In Light Horse: The Story of Australia's Mounted Troops (1978), Elyne Mitchell, daughter of Sir Harry Chauvel, recounts how Shanahan, while checking his forward listening posts one dark night, came upon four troopers who had lost their mounts and were outflanked by the enemy. Two were hoisted onto his horse, "Bill the Bastard", while the others jogged along on either side, each holding a stirrup, and proceeded back to camp through no man's land.[13] Although sometimes conflated, the action in which his leg was irreparably damaged was at a later date.

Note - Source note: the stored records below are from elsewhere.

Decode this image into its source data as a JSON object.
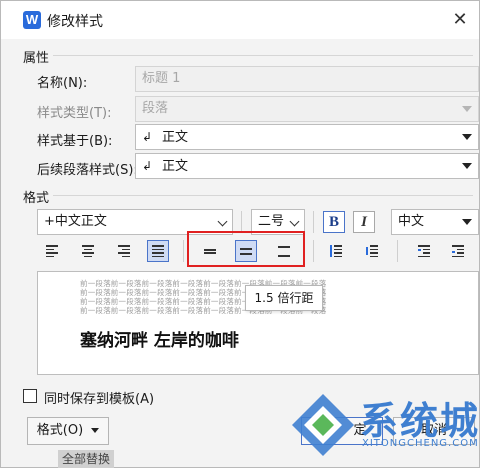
{
  "titlebar": {
    "title": "修改样式",
    "close_glyph": "✕"
  },
  "attributes": {
    "section_label": "属性",
    "name_label": "名称(N):",
    "name_value": "标题 1",
    "style_type_label": "样式类型(T):",
    "style_type_value": "段落",
    "based_on_label": "样式基于(B):",
    "based_on_value": "正文",
    "next_style_label": "后续段落样式(S):",
    "next_style_value": "正文",
    "enter_glyph": "↲"
  },
  "format": {
    "section_label": "格式",
    "font_name": "+中文正文",
    "font_size": "二号",
    "bold_label": "B",
    "italic_label": "I",
    "script": "中文"
  },
  "preview": {
    "text_lines": [
      "前一段落前一段落前一段落前一段落前一段落前一段落前一段落前一段落",
      "前一段落前一段落前一段落前一段落前一段落前一段落前一段落前一段落",
      "前一段落前一段落前一段落前一段落前一段落前一段落前一段落前一段落",
      "前一段落前一段落前一段落前一段落前一段落前一段落前一段落前一段落"
    ],
    "sample_text": "塞纳河畔 左岸的咖啡",
    "tooltip": "1.5 倍行距"
  },
  "footer": {
    "checkbox_label": "同时保存到模板(A)",
    "format_button_label": "格式(O)",
    "ok_button_label": "定",
    "cancel_button_label": "取消",
    "bottom_strip": "全部替换"
  },
  "watermark": {
    "text": "系统城",
    "sub": "XITONGCHENG.COM"
  },
  "colors": {
    "accent": "#4a74c9",
    "highlight": "#e02020",
    "watermark": "#3f7fd0"
  }
}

In a later account by Roland Perry, more details are revealed: "Bill the Bastard" was a 17.1 hands chestnut stallion that no-one could ride, so was employed at Gallipoli as a packhorse, whose last burden was the body of John Simpson Kirkpatrick, of "Simpson's donkey" fame. Shanahan later gained the horse's trust and requested Banjo Paterson, head of the Remount Service, to release the recalcitrant animal to him. Perry has "the Bastard" carrying not three men but five, the inspiration for Carl Valerius' monument on the Burley Griffin Way at Murrumburrah, opposite the Light Horse Memorial Park.[14]